Meetings with heads of Greek, Czech Orthodox Churches
Catholic World News - February 27, 2009
Cardinal Walter Kasper, president of the Pontifical Council for Promoting Christian Unity, offered an uncharacteristically pessimistic assessment of ecumenical dialogue with the Greek Orthodox Church following a meeting with its new leader, Archbishop Ieronymos II. “There is still a strong resistance toward an ecumenical growing closer, and because of that our steps must be prudent,” Cardinal Kasper told Vatican Radio. “I did not have very high expectations: It would not be possible to resolve every problem in just one day, but it was important to establish personal contact.” Nonetheless, Cardinal Kasper called Archbishop Ieronymos “a truly humble and modest man. Our meeting has certainly been a beautiful one, and also those with his collaborators.”

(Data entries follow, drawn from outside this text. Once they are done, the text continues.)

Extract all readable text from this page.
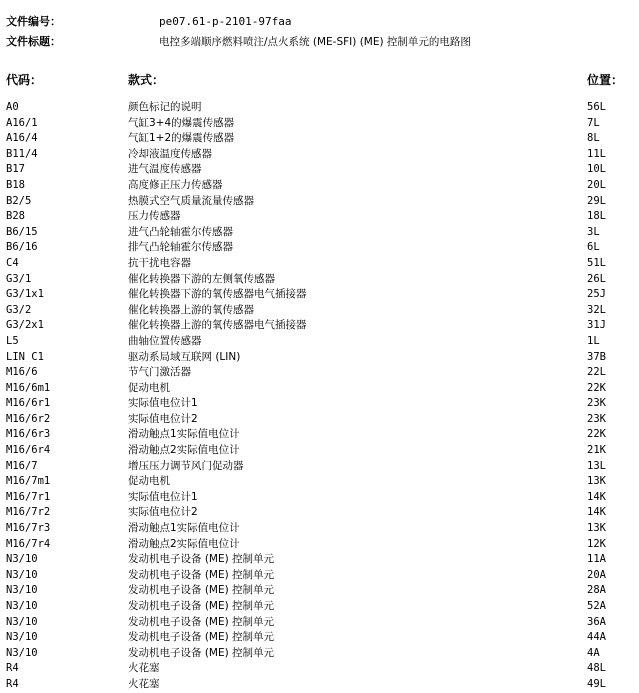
文件编号：	pe07.61-p-2101-97faa
文件标题：	电控多端顺序燃料喷注/点火系统 (ME-SFI) (ME) 控制单元的电路图
代码：	款式：	位置：
A0	颜色标记的说明	56L
A16/1	气缸3+4的爆震传感器	7L
A16/4	气缸1+2的爆震传感器	8L
B11/4	冷却液温度传感器	11L
B17	进气温度传感器	10L
B18	高度修正压力传感器	20L
B2/5	热膜式空气质量流量传感器	29L
B28	压力传感器	18L
B6/15	进气凸轮轴霍尔传感器	3L
B6/16	排气凸轮轴霍尔传感器	6L
C4	抗干扰电容器	51L
G3/1	催化转换器下游的左侧氧传感器	26L
G3/1x1	催化转换器下游的氧传感器电气插接器	25J
G3/2	催化转换器上游的氧传感器	32L
G3/2x1	催化转换器上游的氧传感器电气插接器	31J
L5	曲轴位置传感器	1L
LIN C1	驱动系局域互联网 (LIN)	37B
M16/6	节气门激活器	22L
M16/6m1	促动电机	22K
M16/6r1	实际值电位计1	23K
M16/6r2	实际值电位计2	23K
M16/6r3	滑动触点1实际值电位计	22K
M16/6r4	滑动触点2实际值电位计	21K
M16/7	增压压力调节风门促动器	13L
M16/7m1	促动电机	13K
M16/7r1	实际值电位计1	14K
M16/7r2	实际值电位计2	14K
M16/7r3	滑动触点1实际值电位计	13K
M16/7r4	滑动触点2实际值电位计	12K
N3/10	发动机电子设备 (ME) 控制单元	11A
N3/10	发动机电子设备 (ME) 控制单元	20A
N3/10	发动机电子设备 (ME) 控制单元	28A
N3/10	发动机电子设备 (ME) 控制单元	52A
N3/10	发动机电子设备 (ME) 控制单元	36A
N3/10	发动机电子设备 (ME) 控制单元	44A
N3/10	发动机电子设备 (ME) 控制单元	4A
R4	火花塞	48L
R4	火花塞	49L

Metropolitan Krystof (Christopher), head of the Orthodox Church in the Czech and Slovak Republics, began a three-day visit to the Vatican yesterday that will culminate in an audience with Pope Benedict tomorrow. The current presence of the Orthodox Church in the former Czechoslovakia dates to the 1920s, when groups of Roman and Eastern Catholics left the Catholic Church. However the Orthodox of the region, who trace their Christian lineage back to Sts. Cyril and Methodius, point out that the Orthodox churches were suppressed after the Union of Brest in 1596, and the Orthodox forced to submit to Rome. The history of relations between the Catholic Church and the Orthodox Church there has been a tortured one that includes the forced conversion of Eastern Catholics to Orthodoxy under Communist rule.